20. Aux termes de l'article L. 761-1 du code de justice administrative : " Dans toutes les instances, le juge condamne la partie tenue aux dépens ou, à défaut, la partie perdante, à payer à l'autre partie la somme qu'il détermine, au titre des frais exposés et non compris dans les dépens. Le juge tient compte de l'équité ou de la situation économique de la partie condamnée. Il peut, même d'office, pour des raisons tirées des mêmes considérations, dire qu'il n'y a pas lieu à cette condamnation. " Aux termes de l'article R. 761-1 du même code : " Les dépens comprennent les frais d'expertise, d'enquête et de toute autre mesure d'instruction dont les frais ne sont pas à la charge de l'Etat. / Sous réserve de dispositions particulières, ils sont mis à la charge de toute partie perdante sauf si les circonstances particulières de l'affaire justifient qu'ils soient mis à la charge d'une autre partie ou partagés entre les parties. "

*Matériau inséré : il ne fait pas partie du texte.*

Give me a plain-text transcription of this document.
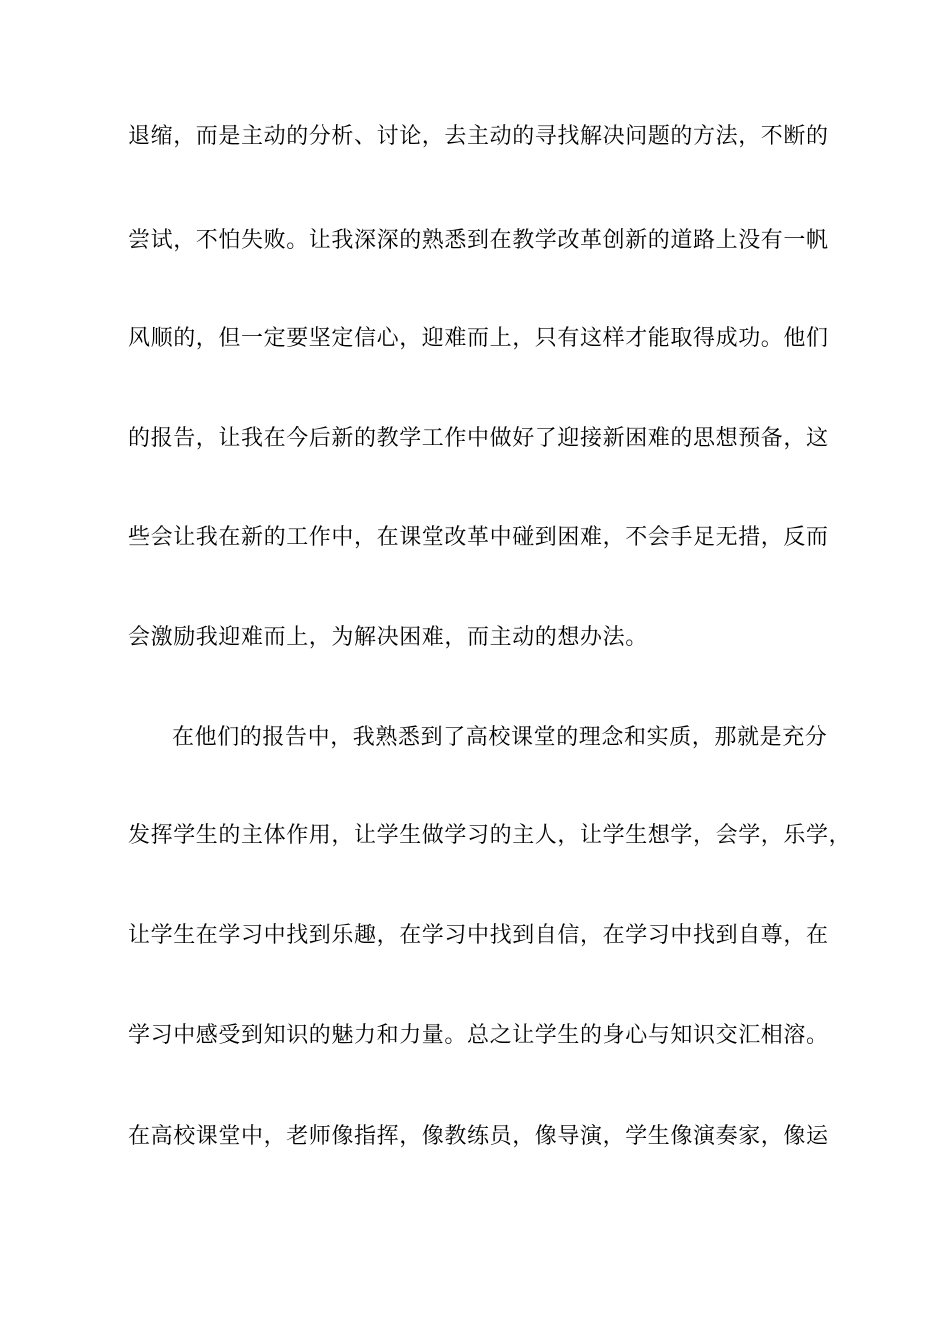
退缩，而是主动的分析、讨论，去主动的寻找解决问题的方法，不断的
尝试，不怕失败。让我深深的熟悉到在教学改革创新的道路上没有一帆
风顺的，但一定要坚定信心，迎难而上，只有这样才能取得成功。他们
的报告，让我在今后新的教学工作中做好了迎接新困难的思想预备，这
些会让我在新的工作中，在课堂改革中碰到困难，不会手足无措，反而
会激励我迎难而上，为解决困难，而主动的想办法。
在他们的报告中，我熟悉到了高校课堂的理念和实质，那就是充分
发挥学生的主体作用，让学生做学习的主人，让学生想学，会学，乐学，
让学生在学习中找到乐趣，在学习中找到自信，在学习中找到自尊，在
学习中感受到知识的魅力和力量。总之让学生的身心与知识交汇相溶。
在高校课堂中，老师像指挥，像教练员，像导演，学生像演奏家，像运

21. D'une part, les dispositions précitées de l'article L. 761-1 du code de justice administrative font obstacle à ce que soit mise à la charge de l'Etat, qui n'est pas la partie perdante dans la présente instance, la somme que demandent M. et Mme C au titre des frais exposés par eux et non compris dans les dépens. D'autre part, il convient pour les mêmes raisons de rejeter également les conclusions des requérants relatives aux entiers dépens, ces derniers ne justifiant pas au demeurant que la présente instance aurait donné lieu à des mesures d'instruction mentionnées à l'article R. 761-1 de ce code.

D E C I D E :

Article 1er : La requête de M. et Mme C est rejetée.

Article 2 : Le présent jugement sera notifié à M. A C, à Mme B C et au directeur de la direction spécialisée de contrôle fiscal Ile-de-France.

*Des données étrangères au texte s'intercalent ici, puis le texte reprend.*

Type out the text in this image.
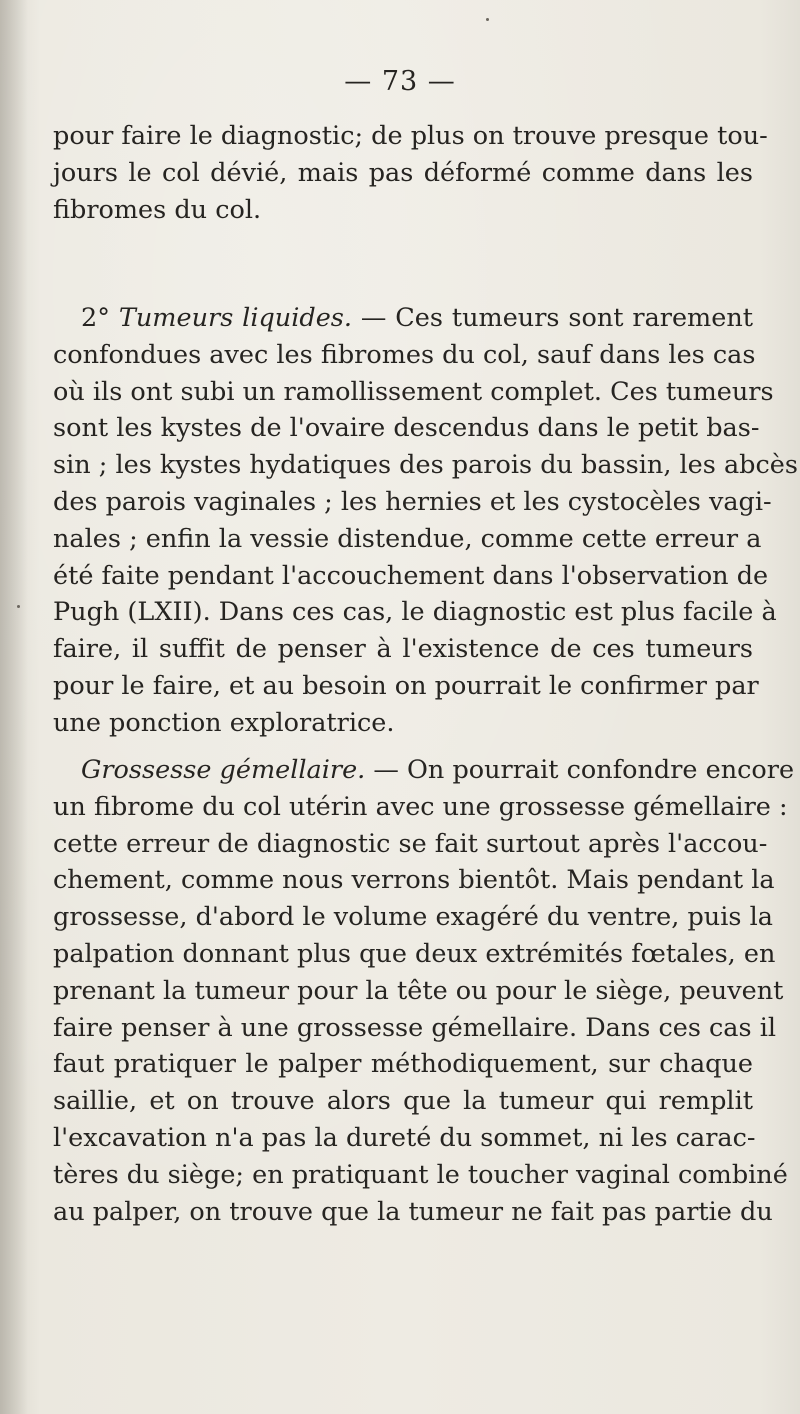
— 73 —
pour faire le diagnostic; de plus on trouve presque tou-
jours le col dévié, mais pas déformé comme dans les
fibromes du col.
2° Tumeurs liquides. — Ces tumeurs sont rarement
confondues avec les fibromes du col, sauf dans les cas
où ils ont subi un ramollissement complet. Ces tumeurs
sont les kystes de l'ovaire descendus dans le petit bas-
sin ; les kystes hydatiques des parois du bassin, les abcès
des parois vaginales ; les hernies et les cystocèles vagi-
nales ; enfin la vessie distendue, comme cette erreur a
été faite pendant l'accouchement dans l'observation de
Pugh (LXII). Dans ces cas, le diagnostic est plus facile à
faire, il suffit de penser à l'existence de ces tumeurs
pour le faire, et au besoin on pourrait le confirmer par
une ponction exploratrice.
Grossesse gémellaire. — On pourrait confondre encore
un fibrome du col utérin avec une grossesse gémellaire :
cette erreur de diagnostic se fait surtout après l'accou-
chement, comme nous verrons bientôt. Mais pendant la
grossesse, d'abord le volume exagéré du ventre, puis la
palpation donnant plus que deux extrémités fœtales, en
prenant la tumeur pour la tête ou pour le siège, peuvent
faire penser à une grossesse gémellaire. Dans ces cas il
faut pratiquer le palper méthodiquement, sur chaque
saillie, et on trouve alors que la tumeur qui remplit
l'excavation n'a pas la dureté du sommet, ni les carac-
tères du siège; en pratiquant le toucher vaginal combiné
au palper, on trouve que la tumeur ne fait pas partie du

Délibéré après l'audience du 19 octobre 2023, à laquelle siégeaient :

M. Le Broussois, président,

M. Freydefont, premier conseiller,

Mme Jean, première conseillère.

Rendu public par mise à disposition au greffe le 9 novembre 2023.

Le rapporteur,

Signé : C. Freydefont

Le président,

Signé : N. Le Broussois Le greffier,

Signé : G. Ngassaki

La République mande et ordonne au ministre de l'économie, des finances et de la souveraineté industrielle et numérique, en ce qui le concerne, ou à tous commissaires de justice à ce requis en ce qui concerne les voies de droit commun contre les parties privées, de pourvoir à l'exécution du présent jugement.